Balanced Na+ and K+ ion-gradients across the neuronal membranes are essential for neurons to generate and conduct action potentials along their axons. The Na+/K+-ATPase assists neurons to sustain their Na+ and K+ homeostasis by shuffling Na+ and K+ ions across the plasma membranes. Through per ATP expenditure, this ion-transporter protein exports 3 Na+ ions out to the extracellular space for every 2 K+ ions imported into the cytoplasm. Due to the vital role of the Na+/K+-ATPase in sustaining action potentials, which is depended on the establishment of the Na+ and K+ homeostasis across the cellular membranes, the activity of this ATPase is targeted by multiple regulatory mechanisms to ensure its correct functioning. Failure in the regulatory mechanisms would often lead to deleterious effects.

 

To ensure its survival, a cell has overlapping mechanisms to failproof its regulations on the Na+/K+-ATPase. For example, the ATPase activity is enhanced by its substrates, or inhibited by cardiac glycosides. In addition, the Na+/K+-ATPase enzyme and substrate affinity also varies according to the cellular environment. Researchers have demonstrated that the addition of cytoskeletal proteins can increase the affinity of Na+/K+-ATPase for ATP. Furthermore, various hormones, such as insulin, and other signalling molecules can affect the activity of the protein positively or negatively.
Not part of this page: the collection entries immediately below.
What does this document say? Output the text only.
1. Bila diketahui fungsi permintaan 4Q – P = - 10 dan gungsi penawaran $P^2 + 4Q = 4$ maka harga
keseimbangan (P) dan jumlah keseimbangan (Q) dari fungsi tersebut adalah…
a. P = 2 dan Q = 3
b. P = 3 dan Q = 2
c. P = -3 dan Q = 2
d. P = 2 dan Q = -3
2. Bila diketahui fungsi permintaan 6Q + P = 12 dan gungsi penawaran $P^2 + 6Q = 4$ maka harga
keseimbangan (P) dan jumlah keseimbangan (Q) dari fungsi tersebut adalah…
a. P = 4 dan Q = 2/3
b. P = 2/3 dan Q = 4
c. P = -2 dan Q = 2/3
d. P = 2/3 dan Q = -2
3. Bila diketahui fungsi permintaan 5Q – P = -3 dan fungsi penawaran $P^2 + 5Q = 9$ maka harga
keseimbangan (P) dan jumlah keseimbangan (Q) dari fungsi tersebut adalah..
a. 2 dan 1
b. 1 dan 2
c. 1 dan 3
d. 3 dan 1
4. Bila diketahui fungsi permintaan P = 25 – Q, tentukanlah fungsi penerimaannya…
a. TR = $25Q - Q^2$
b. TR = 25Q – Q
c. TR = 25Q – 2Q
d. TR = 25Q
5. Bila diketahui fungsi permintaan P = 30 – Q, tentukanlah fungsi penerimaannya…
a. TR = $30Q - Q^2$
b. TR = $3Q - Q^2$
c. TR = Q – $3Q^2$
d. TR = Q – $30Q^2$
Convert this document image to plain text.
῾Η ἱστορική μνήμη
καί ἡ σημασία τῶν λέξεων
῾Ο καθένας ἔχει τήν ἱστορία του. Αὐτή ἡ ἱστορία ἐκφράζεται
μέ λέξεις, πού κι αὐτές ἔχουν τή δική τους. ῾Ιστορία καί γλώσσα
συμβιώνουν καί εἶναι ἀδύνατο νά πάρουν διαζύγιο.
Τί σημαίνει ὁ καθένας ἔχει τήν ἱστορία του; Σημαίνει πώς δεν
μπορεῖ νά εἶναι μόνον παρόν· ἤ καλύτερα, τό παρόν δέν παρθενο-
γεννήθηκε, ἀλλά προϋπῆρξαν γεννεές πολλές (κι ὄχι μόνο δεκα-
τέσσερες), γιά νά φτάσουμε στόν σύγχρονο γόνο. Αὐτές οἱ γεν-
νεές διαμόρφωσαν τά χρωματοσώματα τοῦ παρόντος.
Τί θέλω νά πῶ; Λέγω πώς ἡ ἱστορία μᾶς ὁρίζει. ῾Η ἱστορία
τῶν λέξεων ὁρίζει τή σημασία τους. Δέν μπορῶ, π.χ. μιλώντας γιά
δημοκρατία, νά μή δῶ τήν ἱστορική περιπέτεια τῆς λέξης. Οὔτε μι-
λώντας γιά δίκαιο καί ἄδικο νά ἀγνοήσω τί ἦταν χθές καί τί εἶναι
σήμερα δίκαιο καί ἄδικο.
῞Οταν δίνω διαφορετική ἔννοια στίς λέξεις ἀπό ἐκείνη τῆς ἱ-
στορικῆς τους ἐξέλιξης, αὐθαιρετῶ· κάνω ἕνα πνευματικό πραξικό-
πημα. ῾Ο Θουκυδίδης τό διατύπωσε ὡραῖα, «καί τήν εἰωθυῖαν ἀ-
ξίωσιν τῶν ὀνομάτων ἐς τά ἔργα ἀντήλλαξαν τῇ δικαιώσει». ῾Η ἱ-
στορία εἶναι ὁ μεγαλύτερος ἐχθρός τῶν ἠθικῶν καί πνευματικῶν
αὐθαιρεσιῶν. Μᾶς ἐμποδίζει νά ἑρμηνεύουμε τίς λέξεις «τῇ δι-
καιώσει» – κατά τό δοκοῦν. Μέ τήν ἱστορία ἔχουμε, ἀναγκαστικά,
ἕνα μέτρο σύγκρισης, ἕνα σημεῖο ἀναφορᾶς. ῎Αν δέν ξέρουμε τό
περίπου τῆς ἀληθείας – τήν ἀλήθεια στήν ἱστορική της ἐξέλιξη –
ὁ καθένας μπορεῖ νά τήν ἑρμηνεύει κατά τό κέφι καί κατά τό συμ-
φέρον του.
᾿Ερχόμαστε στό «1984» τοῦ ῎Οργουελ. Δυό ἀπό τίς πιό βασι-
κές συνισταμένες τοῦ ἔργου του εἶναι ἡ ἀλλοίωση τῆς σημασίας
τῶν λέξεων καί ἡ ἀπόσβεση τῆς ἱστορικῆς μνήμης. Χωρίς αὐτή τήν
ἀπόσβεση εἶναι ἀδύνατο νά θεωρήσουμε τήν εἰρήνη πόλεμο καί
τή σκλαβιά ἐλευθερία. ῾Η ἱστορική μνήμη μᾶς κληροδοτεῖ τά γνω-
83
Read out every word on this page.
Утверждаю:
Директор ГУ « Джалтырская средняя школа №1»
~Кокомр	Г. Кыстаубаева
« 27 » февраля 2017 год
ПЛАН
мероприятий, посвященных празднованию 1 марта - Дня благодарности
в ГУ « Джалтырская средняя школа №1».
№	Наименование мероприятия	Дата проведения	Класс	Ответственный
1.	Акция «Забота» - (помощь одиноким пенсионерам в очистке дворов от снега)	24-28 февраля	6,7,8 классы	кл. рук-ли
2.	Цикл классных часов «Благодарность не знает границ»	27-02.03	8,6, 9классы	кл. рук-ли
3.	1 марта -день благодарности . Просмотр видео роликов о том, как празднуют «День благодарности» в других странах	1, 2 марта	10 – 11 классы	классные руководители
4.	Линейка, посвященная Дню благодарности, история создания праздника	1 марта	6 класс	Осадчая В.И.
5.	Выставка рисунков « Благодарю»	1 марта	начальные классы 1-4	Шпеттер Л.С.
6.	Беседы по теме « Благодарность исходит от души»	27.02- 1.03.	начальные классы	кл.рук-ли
Moreover, the activity of the ATPase is also subject to regulation by reversible protein phosphorylation.

As you can sell, despite the relatively small size of the Na+/K+-ATPase, the rigorousity of the mechanisms that are regulating the Na+/K+-ATPase is undeniable. These mechanisms proved the importance of this protein and ensured that it is always being kept under its optimal condition to maintain the Na+ and K+ ion-gradients, a duty that is critical to an organism’s survival.